パリの郊外というとつい静かな住宅地を思い浮かべてしまうが実状はまったく逆。近年フランスにはアフリカ系の黒人を中心とした移民が急増しているが、彼らがパリ郊外に住みつく。そこに貧困、暴力、失業、麻薬などの問題が集中する。2005年にはパリ郊外で彼ら貧しい若者たちによって暴動が起き、移民問題はフランスの大きな社会問題になった。

「奇跡の教室」は、パリ郊外の貧民層が暮すクレテイユという町の高校を舞台に、先生と生徒たちがはじめはとまどいながらもなんとか理想の授業を作ってゆく物語。

 新学期。教師歴20年の、歴史を教えるアンヌ先生(「マルセイユの恋」のアリアンヌ・アスカリッド)のクラスに高校一年生の生徒たちがやってくる。

 一見して分かるように移民の子供たちが多い。黒人をはじめ、アラブ系、ユダヤ系、それにアジア系もいる。多民族で一クラスを作っている。フランス社会の大きな変動を象徴している。

 当然、クラスをひとつにまとめるのは難しい。授業をまじめに聞かない。騒ぐ。喧嘩をする。遅刻、欠席も日常になっている。教室の体をなしていない。荒れる移民の町では十代の子供たちの教室も荒れている。

 教師の仕事は規制で生徒を縛ることでもなければ、パフォーマンスで生徒に媚びることでもない。知的好奇心をよびおこし、学ぶ楽しさを知ってもらうこと。

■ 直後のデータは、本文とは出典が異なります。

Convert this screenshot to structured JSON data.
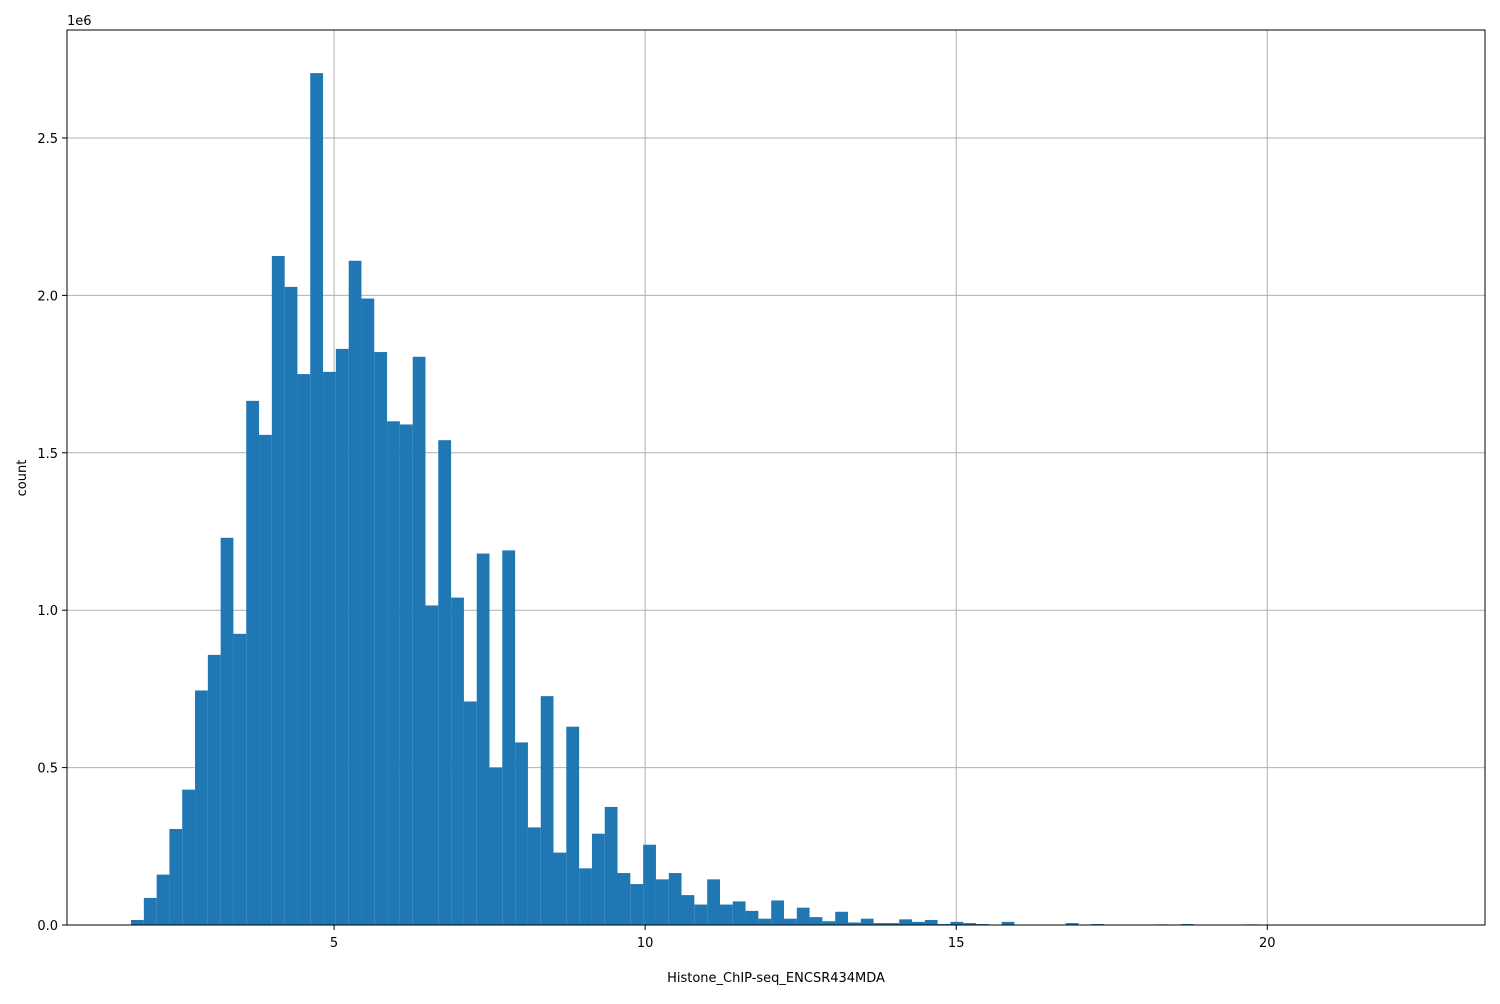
{
  "chart_data": {
    "type": "histogram",
    "xlabel": "Histone_ChIP-seq_ENCSR434MDA",
    "ylabel": "count",
    "y_offset_label": "1e6",
    "color": "#1f77b4",
    "grid": true,
    "bins": [
      1.736,
      1.942,
      2.148,
      2.353,
      2.559,
      2.765,
      2.971,
      3.177,
      3.382,
      3.588,
      3.794,
      4.0,
      4.206,
      4.411,
      4.617,
      4.823,
      5.029,
      5.235,
      5.44,
      5.646,
      5.852,
      6.058,
      6.264,
      6.469,
      6.675,
      6.881,
      7.087,
      7.293,
      7.498,
      7.704,
      7.91,
      8.116,
      8.322,
      8.527,
      8.733,
      8.939,
      9.145,
      9.351,
      9.556,
      9.762,
      9.968,
      10.174,
      10.38,
      10.585,
      10.791,
      10.997,
      11.203,
      11.409,
      11.614,
      11.82,
      12.026,
      12.232,
      12.438,
      12.643,
      12.849,
      13.055,
      13.261,
      13.467,
      13.672,
      13.878,
      14.084,
      14.29,
      14.496,
      14.701,
      14.907,
      15.113,
      15.319,
      15.525,
      15.73,
      15.936,
      16.142,
      16.348,
      16.554,
      16.759,
      16.965,
      17.171,
      17.377,
      17.583,
      17.788,
      17.994,
      18.2,
      18.406,
      18.612,
      18.817,
      19.023,
      19.229,
      19.435,
      19.641,
      19.846,
      20.052,
      20.258,
      20.464,
      20.67,
      20.875,
      21.081,
      21.287,
      21.493,
      21.699,
      21.904,
      22.11,
      22.316
    ],
    "values": [
      16000,
      86000,
      160000,
      305000,
      430000,
      745000,
      858000,
      1230000,
      925000,
      1665000,
      1557000,
      2125000,
      2027000,
      1750000,
      2706000,
      1757000,
      1830000,
      2110000,
      1990000,
      1820000,
      1600000,
      1590000,
      1805000,
      1015000,
      1540000,
      1040000,
      710000,
      1180000,
      500000,
      1190000,
      580000,
      310000,
      727000,
      230000,
      630000,
      180000,
      290000,
      375000,
      165000,
      130000,
      255000,
      145000,
      165000,
      95000,
      65000,
      145000,
      65000,
      75000,
      45000,
      20000,
      78000,
      20000,
      55000,
      25000,
      12000,
      42000,
      8000,
      20000,
      6000,
      6000,
      18000,
      10000,
      16000,
      3000,
      10000,
      6000,
      3000,
      0,
      10000,
      0,
      0,
      0,
      0,
      6000,
      0,
      3000,
      0,
      0,
      0,
      0,
      2000,
      0,
      3000,
      0,
      0,
      0,
      0,
      2000,
      0,
      0,
      0,
      0,
      0,
      0,
      0,
      0,
      0,
      0,
      0,
      0
    ],
    "xlim": [
      0.707,
      23.5
    ],
    "ylim": [
      0,
      2843000
    ],
    "xticks": [
      5,
      10,
      15,
      20
    ],
    "yticks": [
      {
        "value": 0,
        "label": "0.0"
      },
      {
        "value": 500000,
        "label": "0.5"
      },
      {
        "value": 1000000,
        "label": "1.0"
      },
      {
        "value": 1500000,
        "label": "1.5"
      },
      {
        "value": 2000000,
        "label": "2.0"
      },
      {
        "value": 2500000,
        "label": "2.5"
      }
    ]
  }
}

 そう考えるアンヌ先生は、生徒たちに自分で考え、学んでもらおうと第二次世界大戦中のナチスによるユダヤ人虐殺(いわゆるホロコースト)を研究テーマとして与える。

「また、その話か」「もう聞きあきた」と生徒たちは反発する。しかし、徐々に先生の熱意が伝わってくる。図書館やネットで強制収容所の実態を調べ始める生徒が出てくる。

 生徒たちは、日常的にフランス社会のなかで、移民の子供として差別を受けている。イスラム教徒の子供は、学校内でスカーフを付けないように強制される。将来への不安もある。

 だからホロコーストが身近かな問題に思えてくる。真剣に人種差別を考えるようになる。ある日、アンヌ先生は強制収容所を奇跡的に生きのびた老人を教室に呼び、過酷な体験を生徒たちに話してもらう。自分たちと同じ年齢の少年時代に極限状態を体験した生存者の話に生徒たちは厳粛な気持になる。実話をもとにしているという。ふだん差別を受けている子供たちだから、この老人の苦しみを感受出来たのだろう。